Она состоит из клеток, у которых потеряна способность взаимодействия с окружающими тканями. В норме клетки различных тканей контактируют между собой, подают друг другу сигналы и так поддерживают баланс своего присутствия в организме. Наши клетки перестают распознавать любые сигналы, внешние и внутренние, ни об ограничении деления, ни о «смерти», «старении». Они строят собственную кровеносную систему, начинают перемещаться в организме без его реальной потребности. Они создают мощные стратегии сопротивления иммунитету. Скопление таких клеток – это опухоль.
И оператуарное, «мертвое» пространство с «чужим» агрессивным импульсом может быть соматизировано именно так.
Иммунитет как будто «пасует» перед раковой опухолью, не может от нее защищаться. Ведь ребенок не может сопротивляться матери, он скорее умрет, чем поставит под сомнение ее всемогущество.
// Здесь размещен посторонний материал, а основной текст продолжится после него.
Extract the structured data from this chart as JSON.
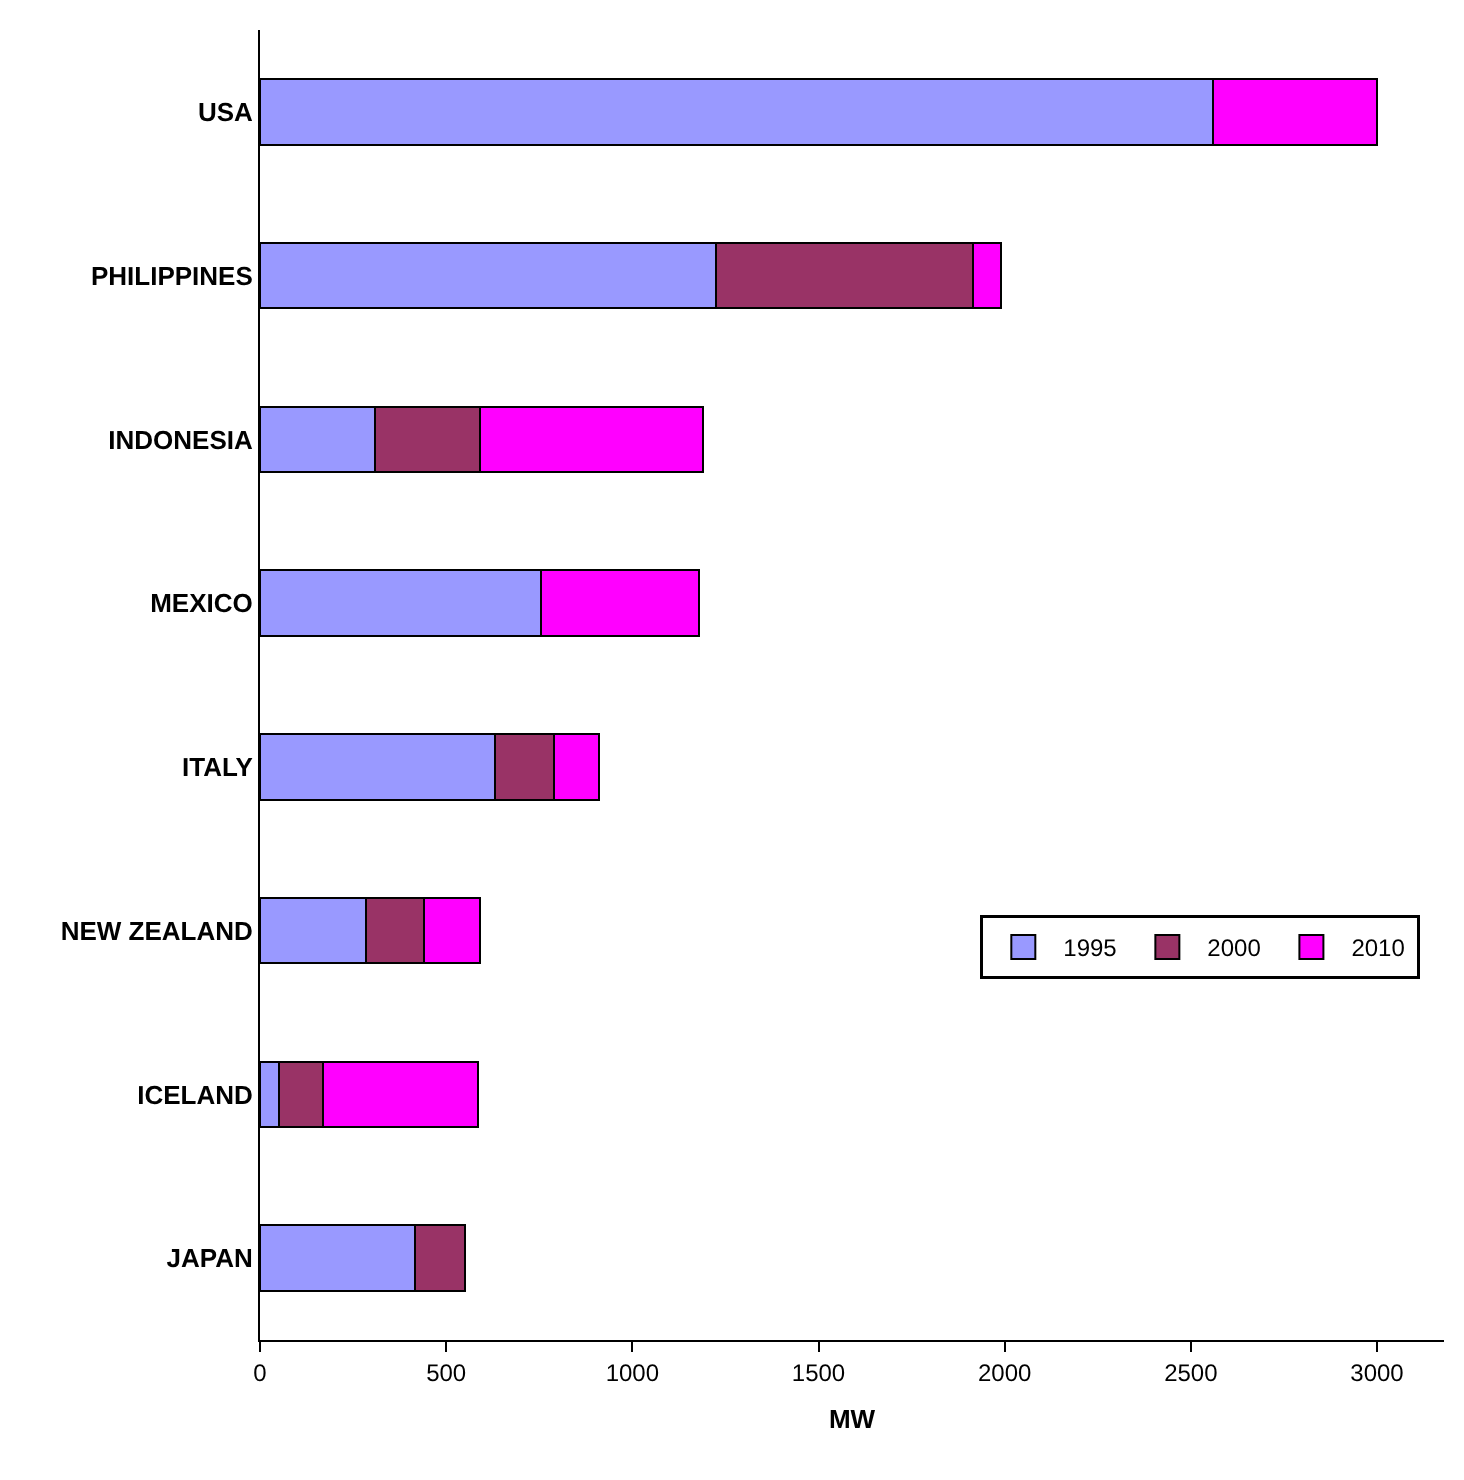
{
  "chart_data": {
    "type": "bar",
    "orientation": "horizontal",
    "stacked": true,
    "xlabel": "MW",
    "categories": [
      "USA",
      "PHILIPPINES",
      "INDONESIA",
      "MEXICO",
      "ITALY",
      "NEW ZEALAND",
      "ICELAND",
      "JAPAN"
    ],
    "series": [
      {
        "name": "1995",
        "color": "#9999ff",
        "values": [
          2560,
          1225,
          310,
          755,
          630,
          285,
          50,
          415
        ]
      },
      {
        "name": "2000",
        "color": "#993366",
        "values": [
          null,
          690,
          280,
          null,
          160,
          155,
          120,
          135
        ]
      },
      {
        "name": "2010",
        "color": "#ff00ff",
        "values": [
          440,
          75,
          600,
          425,
          120,
          150,
          415,
          null
        ]
      }
    ],
    "xlim": [
      0,
      3180
    ],
    "xticks": [
      0,
      500,
      1000,
      1500,
      2000,
      2500,
      3000
    ],
    "grid": false,
    "legend": "right"
  }
}
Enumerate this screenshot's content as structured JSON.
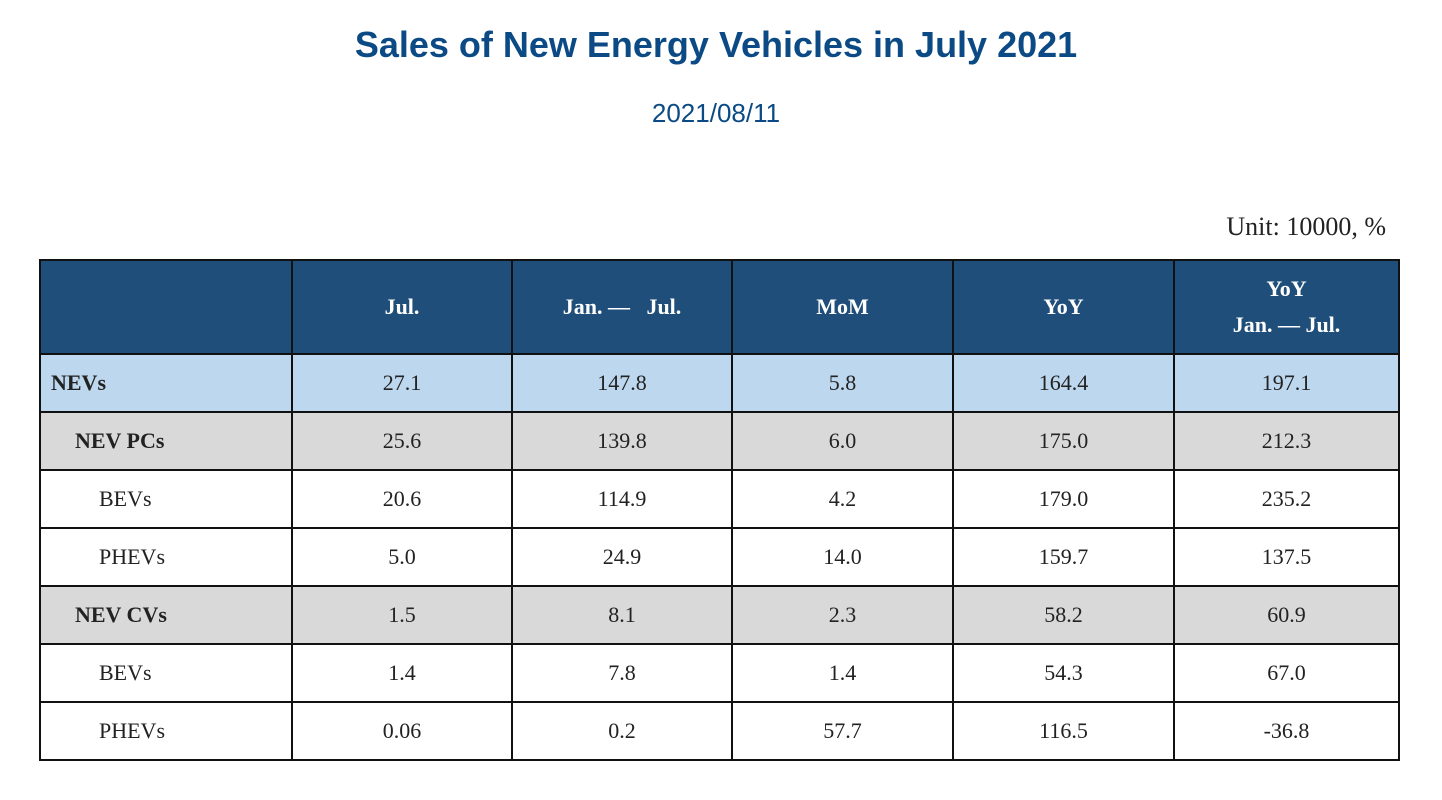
{
  "page": {
    "title": "Sales of New Energy Vehicles in July 2021",
    "date": "2021/08/11",
    "unit": "Unit: 10000, %"
  },
  "table": {
    "headers": [
      "",
      "Jul.",
      "Jan. —   Jul.",
      "MoM",
      "YoY",
      "YoY\nJan. — Jul."
    ],
    "rows": [
      {
        "level": 0,
        "label": "NEVs",
        "values": [
          "27.1",
          "147.8",
          "5.8",
          "164.4",
          "197.1"
        ]
      },
      {
        "level": 1,
        "label": "NEV PCs",
        "values": [
          "25.6",
          "139.8",
          "6.0",
          "175.0",
          "212.3"
        ]
      },
      {
        "level": 2,
        "label": "BEVs",
        "values": [
          "20.6",
          "114.9",
          "4.2",
          "179.0",
          "235.2"
        ]
      },
      {
        "level": 2,
        "label": "PHEVs",
        "values": [
          "5.0",
          "24.9",
          "14.0",
          "159.7",
          "137.5"
        ]
      },
      {
        "level": 1,
        "label": "NEV CVs",
        "values": [
          "1.5",
          "8.1",
          "2.3",
          "58.2",
          "60.9"
        ]
      },
      {
        "level": 2,
        "label": "BEVs",
        "values": [
          "1.4",
          "7.8",
          "1.4",
          "54.3",
          "67.0"
        ]
      },
      {
        "level": 2,
        "label": "PHEVs",
        "values": [
          "0.06",
          "0.2",
          "57.7",
          "116.5",
          "-36.8"
        ]
      }
    ]
  },
  "colors": {
    "title": "#0b4a84",
    "header_bg": "#1f4e7a",
    "nevs_row_bg": "#bdd7ee",
    "category_row_bg": "#d9d9d9",
    "border": "#111111"
  }
}
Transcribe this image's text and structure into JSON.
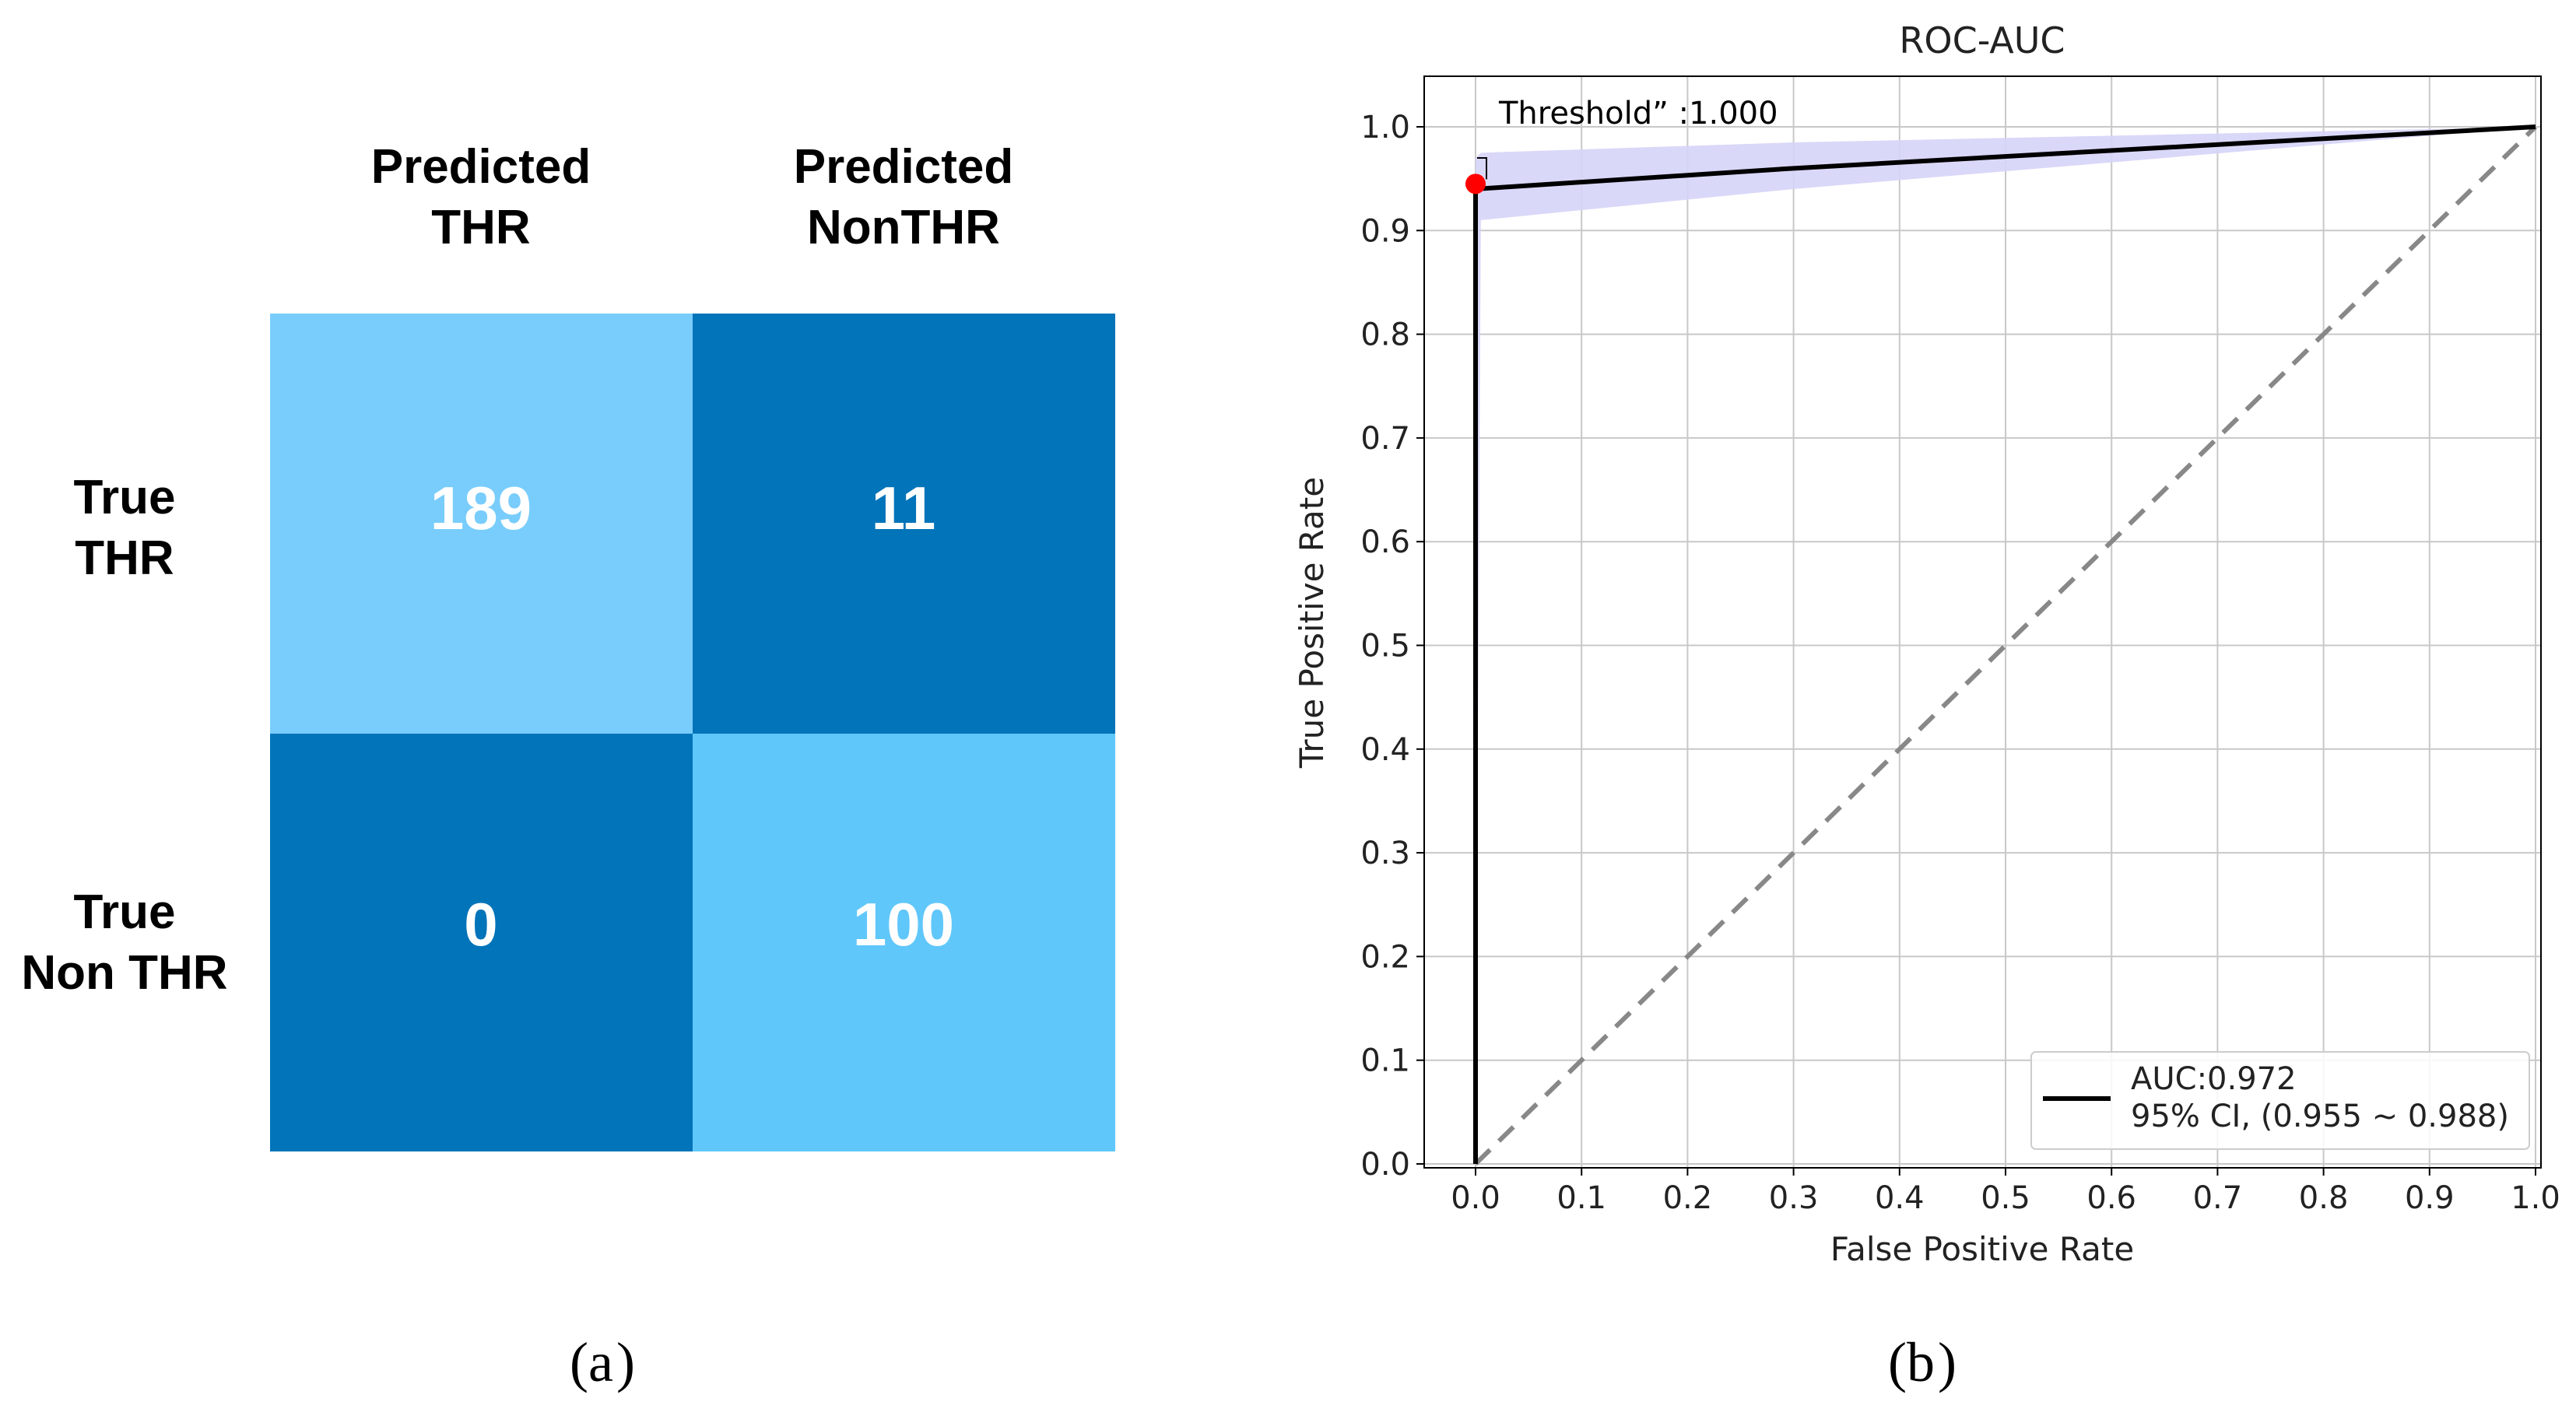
{
  "panels": {
    "a": "a",
    "b": "b"
  },
  "chart_data": [
    {
      "type": "heatmap",
      "col_headers": [
        [
          "Predicted",
          "THR"
        ],
        [
          "Predicted",
          "NonTHR"
        ]
      ],
      "row_headers": [
        [
          "True",
          "THR"
        ],
        [
          "True",
          "Non THR"
        ]
      ],
      "values": [
        [
          189,
          11
        ],
        [
          0,
          100
        ]
      ],
      "colors": [
        [
          "#79cdfc",
          "#0274b9"
        ],
        [
          "#0274b9",
          "#60c7fb"
        ]
      ]
    },
    {
      "type": "line",
      "title": "ROC-AUC",
      "xlabel": "False Positive Rate",
      "ylabel": "True Positive Rate",
      "xlim": [
        0.0,
        1.0
      ],
      "ylim": [
        0.0,
        1.0
      ],
      "xticks": [
        "0.0",
        "0.1",
        "0.2",
        "0.3",
        "0.4",
        "0.5",
        "0.6",
        "0.7",
        "0.8",
        "0.9",
        "1.0"
      ],
      "yticks": [
        "0.0",
        "0.1",
        "0.2",
        "0.3",
        "0.4",
        "0.5",
        "0.6",
        "0.7",
        "0.8",
        "0.9",
        "1.0"
      ],
      "grid": true,
      "series": [
        {
          "name": "AUC:0.972",
          "color": "#000000",
          "x": [
            0.0,
            0.0,
            0.3,
            1.0
          ],
          "y": [
            0.0,
            0.94,
            0.96,
            1.0
          ]
        }
      ],
      "ci_band": {
        "color": "#d6d4f7",
        "x": [
          0.0,
          0.005,
          0.3,
          1.0
        ],
        "upper": [
          0.97,
          0.975,
          0.985,
          1.0
        ],
        "lower": [
          0.0,
          0.91,
          0.94,
          1.0
        ]
      },
      "diagonal": {
        "color": "#888888",
        "x": [
          0.0,
          1.0
        ],
        "y": [
          0.0,
          1.0
        ]
      },
      "threshold_point": {
        "x": 0.0,
        "y": 0.945,
        "color": "#ff0000",
        "label": "Threshold” :1.000"
      },
      "legend": {
        "position": "lower-right",
        "lines": [
          "AUC:0.972",
          "95% CI, (0.955 ~ 0.988)"
        ]
      }
    }
  ]
}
И сама природа подталкивает его интроецировать материнскую продукцию – ведь она должна быть грезами, способствующими его выживанию и развитию.
Если процесс происходит непосредственно в отношениях с матерью, заболевает ребенок. Фактически мать и младенец меняются местами, ребенок вмещает агрессивные отщепленные части матери, а мать интроецирует грезы ребенка о ней как о заботливой и любящей, обеспечивающей безопасность. Этими грезами ребенка снабжает инстинкт самосохранения, тот самый, который помогает новорожденному детенышу найти заветный сосок. Мать, интроецируя эти грезы, получает мощнейшую нарциссическую подпитку, «узнает» о своей грандиозности и величии. Именно эта мать-эмбрион и разрастается внутри ребенка опухолью.
Если реактивация ранних младенческих конфликтов происходит во взрослых отношениях – заболевает взрослый человек.
Итак, мы говорим о детях, судьбой которых становится - принятие в себя и переживание спроецированной родителем отщепленной агрессивной части.
Наиболее покорные, преданные дети соматизируют эту проекцию как опухоль, способные на бегство – прячутся в зависимость или шизофрению, наиболее жизнеспособные предпринимают «убийство» родителя, полностью выходя из контакта с ним. Трагедия в том, что лишение такого контейнера часто приводит к образованию опухоли у самого обладателя контейнируемого, и символическое убийство родителя становится почти реальным. Этаким отказом от оказания помощи ценой собственной жизни. И здесь приходит вина, идентификация с умершим и соответствующий результат для состояния здоровья.
Потеря «контейнера» может происходить не только в обстоятельствах бунта детей, но и в ситуациях, когда они создают семью и уходят (именно поэтому такие матери стремятся разрушать личную жизнь своих детей или держать их вместе с семьей при себе), или когда они умирают. Аналогичными являются обстоятельствах разрыва или потери партнера, супруга, который был таким «контейнирующим младенцем». Во всех этих и аналогичных ситуациях потеря объекта, подверженного проективной идентификации, становится онкогенным фактором.
Мы рассмотрели три ситуации, когда соматическое использование психологической защиты проективной идентификацией становится смертельно опасным.
Понимание связи опухолевого процесса с процессом проективной идентификации очень важно, потому что именно в отношениях с аналитиком и переписываются набело схемы ранних отношений с матерью. Аналитик становится контейнером для больного, проецируя на него свои фантазии о нем, грезит о его здоровье и развитии, способствует его выздоровлению.